Australia to declare east coast floods a national emergency
Australia’s prime minister has said he will declare a national emergency following floods across large swathes of the east coast that have claimed 22 lives.
Scott Morrison made the announcement during a visit to flood-devastated Lismore in northern New South Wales state, where four people died last week.
He said the national emergency declaration will “ensure all our emergency powers are available and that we cut through any red tape we might face in delivering services and support on the ground”.
It is the first such declaration since a law was passed in December 2020 in response to catastrophic wildfires during the previous Southern Hemisphere summer.
Extraordinarily heavy rains have created the current emergency in New South Wales and Queensland states, where some of the flooded communities were battling fires two years ago.
The declaration means flood victims will not have to provide identification documents to receive support payments and in some circumstances the federal government can act independently in areas where the state governments have not requested help.
Floodwaters peaked in Brisbane, the capital of Queensland and Australia’s third-most populous city, on February 28 after it was inundated by 80% of its usual annual rainfall in three days.
More than 20,000 homes and businesses were flooded in south-east Queensland and 13 people died.
Sydney, the capital of New South Wales and Australia’s biggest city with a population of five million, has endured the wettest start to a year ever recorded.
Parts of the city 450 miles (730km) south of Brisbane were flooded after receiving almost 75% of its average annual rainfall since January 1.
The worst-hit communities were in the Lismore, Clarence Valley and Richmond Valley local government areas of northern New South Wales.
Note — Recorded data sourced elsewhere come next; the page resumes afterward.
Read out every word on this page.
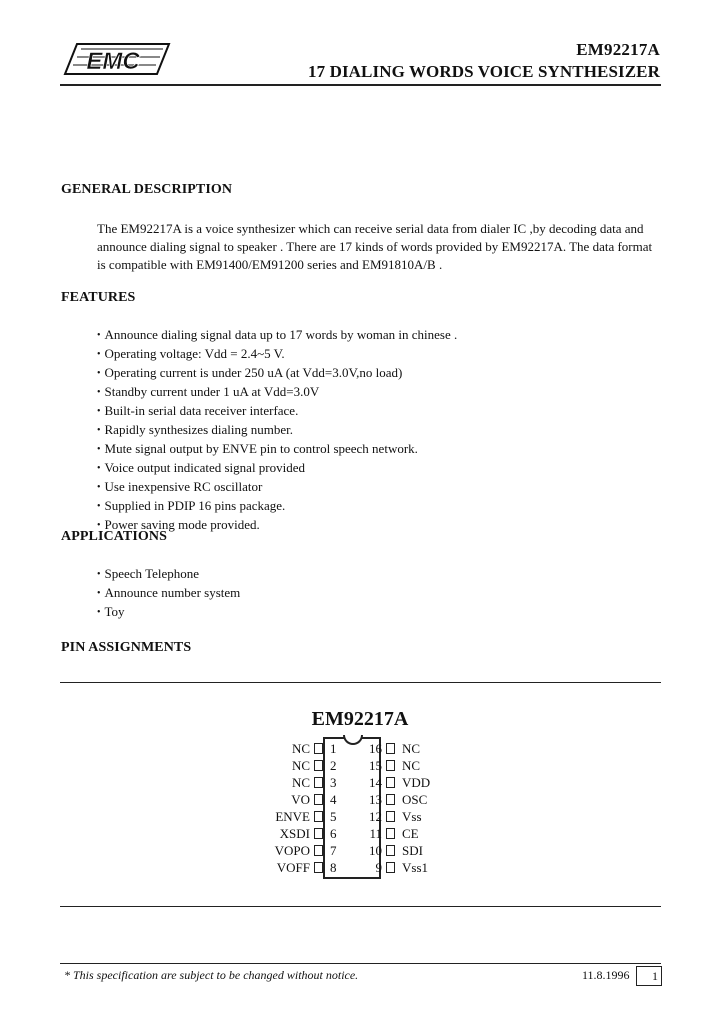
EMC	EM92217A
17 DIALING WORDS VOICE SYNTHESIZER
GENERAL DESCRIPTION
The EM92217A is a voice synthesizer which can receive serial data from dialer IC ,by decoding data and
announce dialing signal to speaker . There are 17 kinds of words provided by EM92217A. The data format
is compatible with EM91400/EM91200 series and EM91810A/B .
FEATURES
• Announce dialing signal data up to 17 words by woman in chinese .
• Operating voltage: Vdd = 2.4~5 V.
• Operating current is under 250 uA (at Vdd=3.0V,no load)
• Standby current under 1 uA at Vdd=3.0V
• Built-in serial data receiver interface.
• Rapidly synthesizes dialing number.
• Mute signal output by ENVE pin to control speech network.
• Voice output indicated signal provided
• Use inexpensive RC oscillator
• Supplied in PDIP 16 pins package.
• Power saving mode provided.
APPLICATIONS
• Speech Telephone
• Announce number system
• Toy
PIN ASSIGNMENTS
EM92217A
NC 1
NC 2
NC 3
VO 4
ENVE 5
XSDI 6
VOPO 7
VOFF 8
16 NC
15 NC
14 VDD
13 OSC
12 Vss
11 CE
10 SDI
9 Vss1
* This specification are subject to be changed without notice.	11.8.1996	1
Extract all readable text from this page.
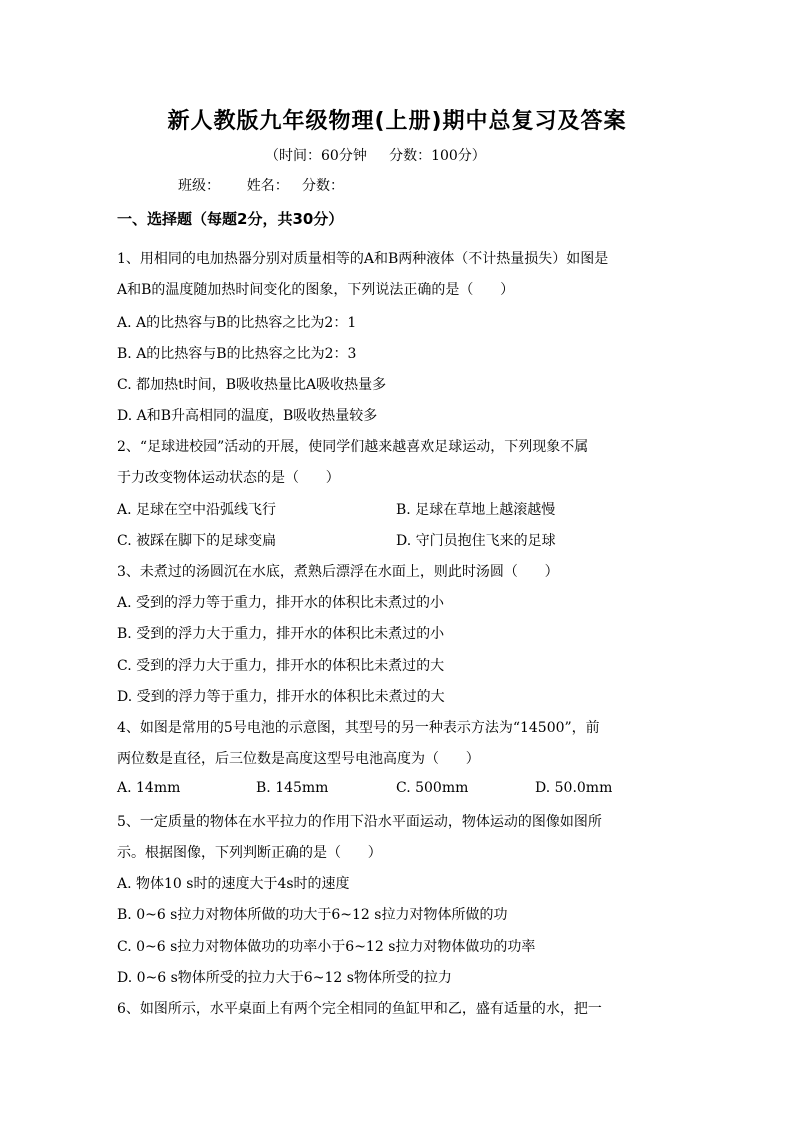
新人教版九年级物理(上册)期中总复习及答案
（时间：60分钟     分数：100分）
班级：      姓名：   分数：
一、选择题（每题2分，共30分）
1、用相同的电加热器分别对质量相等的A和B两种液体（不计热量损失）如图是
A和B的温度随加热时间变化的图象，下列说法正确的是（      ）
A. A的比热容与B的比热容之比为2：1
B. A的比热容与B的比热容之比为2：3
C. 都加热t时间，B吸收热量比A吸收热量多
D. A和B升高相同的温度，B吸收热量较多
2、“足球进校园”活动的开展，使同学们越来越喜欢足球运动，下列现象不属
于力改变物体运动状态的是（      ）
A. 足球在空中沿弧线飞行	B. 足球在草地上越滚越慢
C. 被踩在脚下的足球变扁	D. 守门员抱住飞来的足球
3、未煮过的汤圆沉在水底，煮熟后漂浮在水面上，则此时汤圆（      ）
A. 受到的浮力等于重力，排开水的体积比未煮过的小
B. 受到的浮力大于重力，排开水的体积比未煮过的小
C. 受到的浮力大于重力，排开水的体积比未煮过的大
D. 受到的浮力等于重力，排开水的体积比未煮过的大
4、如图是常用的5号电池的示意图，其型号的另一种表示方法为“14500”，前
两位数是直径，后三位数是高度这型号电池高度为（      ）
A. 14mm	B. 145mm	C. 500mm	D. 50.0mm
5、一定质量的物体在水平拉力的作用下沿水平面运动，物体运动的图像如图所
示。根据图像，下列判断正确的是（      ）
A. 物体10 s时的速度大于4s时的速度
B. 0~6 s拉力对物体所做的功大于6~12 s拉力对物体所做的功
C. 0~6 s拉力对物体做功的功率小于6~12 s拉力对物体做功的功率
D. 0~6 s物体所受的拉力大于6~12 s物体所受的拉力
6、如图所示，水平桌面上有两个完全相同的鱼缸甲和乙，盛有适量的水，把一
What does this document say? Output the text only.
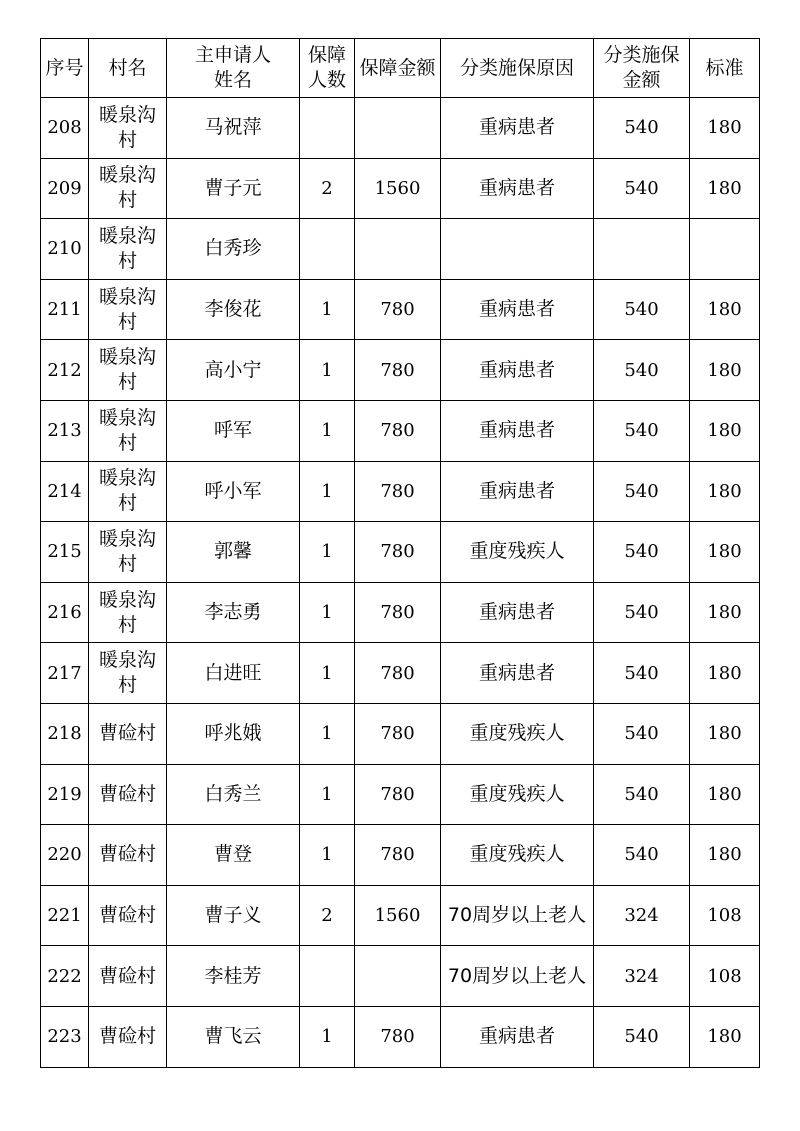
序号	村名	主申请人姓名	保障人数	保障金额	分类施保原因	分类施保金额	标准
208	暖泉沟村	马祝萍			重病患者	540	180
209	暖泉沟村	曹子元	2	1560	重病患者	540	180
210	暖泉沟村	白秀珍					
211	暖泉沟村	李俊花	1	780	重病患者	540	180
212	暖泉沟村	高小宁	1	780	重病患者	540	180
213	暖泉沟村	呼军	1	780	重病患者	540	180
214	暖泉沟村	呼小军	1	780	重病患者	540	180
215	暖泉沟村	郭馨	1	780	重度残疾人	540	180
216	暖泉沟村	李志勇	1	780	重病患者	540	180
217	暖泉沟村	白进旺	1	780	重病患者	540	180
218	曹硷村	呼兆娥	1	780	重度残疾人	540	180
219	曹硷村	白秀兰	1	780	重度残疾人	540	180
220	曹硷村	曹登	1	780	重度残疾人	540	180
221	曹硷村	曹子义	2	1560	70周岁以上老人	324	108
222	曹硷村	李桂芳			70周岁以上老人	324	108
223	曹硷村	曹飞云	1	780	重病患者	540	180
Some communities endured the highest floods ever recorded in their locations.
“This is a major catastrophe … of national proportions,” Mr Morrison said in Lismore.
The number of military personnel helping in the flood recovery in northern New South Wales was to increase by 700 to 2,500 on Wednesday.
Many victims are angry that authorities did not come to their rescue earlier. Many people were rescued from flooded homes by neighbours.
If community members had not stepped up, “we would have been seeing a death toll in the hundreds of people”, opposition emergency management spokesman Murray Watt told Australian Broadcasting Corp.
“While people are grateful for the assistance they’ve had from the army, there’s just nowhere near enough of it,” he added.
While rain has eased in recent days, 40,000 people around New South Wales had been ordered to evacuate, including from dozens of Sydney suburbs.
New South Wales’ death toll increased to nine on Wednesday with police announcing that the body of a 50-year-old truck driver had been found in floodwater on the outskirts of Sydney.
Northern Beaches Mayor Michael Regan said that part of Sydney had been hit with sudden flash-flooding and multiple landslips on Tuesday, with debris still blocking many roads on Wednesday.
“Yesterday was bizarre. It was intense. It was biblical,” he told Nine Network television.
Sydney Trains warned of significant disruption and delays and advised commuters to avoid non-essential travel and to work from home if possible.